En filmant (je cadre moi-même mes films), je pars toujours du « réel » : d’une part les films s’originent à partir d’« histoires réelles », et d’autre part je filme dans des conditions documentaires – je choisi un lieu, un territoire bien délimité (dans L’Arrière-Pays, la maison de ma mère, dans La Fièvre, une bâtisse en construction/abandonnée, dans mon prochain film, une forêt…) qu’un personnage va venir hanter. Si les conditions et les lieux sont documentaires, ma perception s’apparente davantage à un dérèglement, une hallucination. 
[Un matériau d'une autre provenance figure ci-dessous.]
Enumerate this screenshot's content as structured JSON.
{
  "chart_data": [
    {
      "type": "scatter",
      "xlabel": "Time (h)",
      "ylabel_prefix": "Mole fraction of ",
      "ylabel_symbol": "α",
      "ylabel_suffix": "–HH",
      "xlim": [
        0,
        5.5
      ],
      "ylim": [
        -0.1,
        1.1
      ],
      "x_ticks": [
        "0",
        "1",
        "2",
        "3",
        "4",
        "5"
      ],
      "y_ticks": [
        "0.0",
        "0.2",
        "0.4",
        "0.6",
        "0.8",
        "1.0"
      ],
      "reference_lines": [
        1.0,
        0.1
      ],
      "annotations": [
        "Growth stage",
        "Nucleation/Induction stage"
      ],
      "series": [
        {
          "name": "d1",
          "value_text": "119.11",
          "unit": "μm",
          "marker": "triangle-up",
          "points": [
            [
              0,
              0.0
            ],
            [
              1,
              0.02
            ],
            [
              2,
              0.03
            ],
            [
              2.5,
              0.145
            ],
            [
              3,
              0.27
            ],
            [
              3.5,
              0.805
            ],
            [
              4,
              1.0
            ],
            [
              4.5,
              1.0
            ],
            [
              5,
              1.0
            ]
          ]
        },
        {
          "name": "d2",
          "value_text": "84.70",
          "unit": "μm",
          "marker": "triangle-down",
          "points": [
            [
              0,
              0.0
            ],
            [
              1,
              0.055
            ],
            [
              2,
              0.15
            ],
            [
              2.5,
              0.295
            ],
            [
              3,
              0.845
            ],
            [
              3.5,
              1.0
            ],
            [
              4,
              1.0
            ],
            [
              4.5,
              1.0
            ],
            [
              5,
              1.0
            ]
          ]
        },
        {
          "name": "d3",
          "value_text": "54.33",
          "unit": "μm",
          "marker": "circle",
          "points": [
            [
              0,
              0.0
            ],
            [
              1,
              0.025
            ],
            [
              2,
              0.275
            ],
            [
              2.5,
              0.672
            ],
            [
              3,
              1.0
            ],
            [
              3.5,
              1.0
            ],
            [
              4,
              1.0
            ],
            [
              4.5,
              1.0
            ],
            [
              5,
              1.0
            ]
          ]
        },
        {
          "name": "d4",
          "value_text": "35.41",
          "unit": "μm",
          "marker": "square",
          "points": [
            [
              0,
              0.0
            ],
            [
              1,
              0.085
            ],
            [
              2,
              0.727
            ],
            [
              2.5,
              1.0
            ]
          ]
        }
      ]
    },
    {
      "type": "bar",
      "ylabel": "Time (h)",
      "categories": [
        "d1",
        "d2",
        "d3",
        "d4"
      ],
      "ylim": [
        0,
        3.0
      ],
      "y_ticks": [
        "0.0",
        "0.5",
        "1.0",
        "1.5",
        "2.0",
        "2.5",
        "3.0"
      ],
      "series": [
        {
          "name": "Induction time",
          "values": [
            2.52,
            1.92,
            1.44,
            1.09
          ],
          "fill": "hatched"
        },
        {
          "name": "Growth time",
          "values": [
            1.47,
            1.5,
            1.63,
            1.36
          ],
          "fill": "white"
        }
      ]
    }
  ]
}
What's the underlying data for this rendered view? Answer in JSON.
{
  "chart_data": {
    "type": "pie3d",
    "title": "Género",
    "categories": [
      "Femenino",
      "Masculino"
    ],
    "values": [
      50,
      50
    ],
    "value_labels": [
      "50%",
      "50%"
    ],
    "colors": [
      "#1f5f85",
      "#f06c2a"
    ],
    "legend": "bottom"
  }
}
Puis c’est au montage que s’expérimente le récit, la narration prend forme à ce moment là. Pour La Fièvre, la musique a eu une importance particulière : n’ayant pas avant le tournage écrit de réel scénario, je me retrouvais, face à l’écran de montage, devant des rushs épars, des images fragmentaires pour raconter l’histoire d’une mémoire trouée. J’avais aussi le désir de textes, ou plutôt d’une parole « muette », pour faire revenir à la surface des scènes d’enfance englouties, des réminiscences. Et le désir que toute cette mémoire revienne en une nuit, par une nuit de délire et de fièvre.  Mais c’est grâce à la musique que tout cela a pu se fondre, se cristalliser : la musique a donné un corps à la fièvre, au délire. 

Ses réponses sont extraites de deux textes que Safia Benhaïm a écrit pour le MUMA (Le Havre) et les Etats Généraux du film documentaire (Lussas).